Electronic: Thermoelectric materials

Thermoelectric effects refer to the conversion of a temperature gradient to electric energy or vice versa. At the atomic scale, an applied temperature gradient causes charge carriers in the material to diffuse from the hot side to the cold side. As a result, a potential difference builds up. The basic mechanism is easy to understand — at higher temperature, more phonons are excited and the scattering of charge carriers therefore increases. The different degree of scattering at the hot and the cold ends of the material causes an increased concentration of charge carriers at the cold end, for purely statistical reasons.

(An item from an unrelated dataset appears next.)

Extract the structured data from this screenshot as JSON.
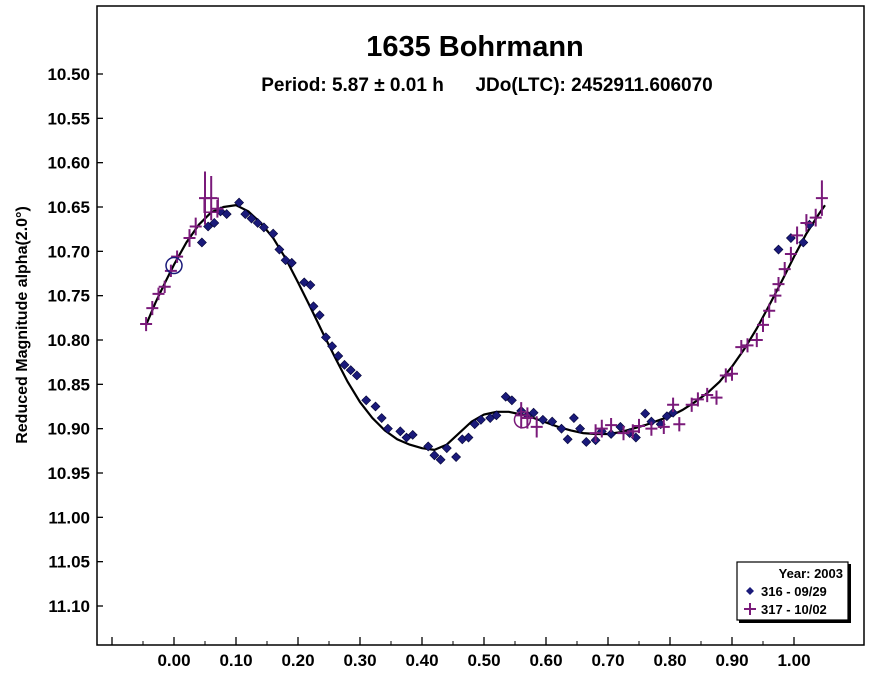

Thermoelectric devices promise to play very important roles in future global sustainable energy solutions, since they enable the recovery of energy otherwise just wasted as heat. Furthermore, since thermoelectric devices are fuel-free solid-state devices with no moving parts, they should also be extremely reliable with long lifetimes. Their present day application is however limited due to the low conversion efficiency, which can be expressed using the thermoelectric figure of merit zT. This entity is proportional to the electrical conductivity and the square of the Seebeck coefficient, and inversely proportional to the thermal conductivity. A serious obstacle in improving the thermoelectric figure of merit is the need to optimize conflicting properties — when the Seebeck cofficient increases the electrical conductivity tends to decrease, and so forth. Recently, nanostructuring and fine-tuning of material parameters have demonstrated that significant performance improvements can be achieved, and the area is therefore subject to intense research and development at the moment. A direct effect of nanostructuring is that the thermal conductivity can be decreased through manipulation of the phonon spectrum and phonon lifetimes.

Only recently, HPC resources have become powerful enough to allow advanced calculations, founded in quantum mechanics, of thermoelectric effects. Recent method development has also helped to make this subject come into focus for computations. Specifically we aim at calculating phonon lifetimes using several schemes which require further method development.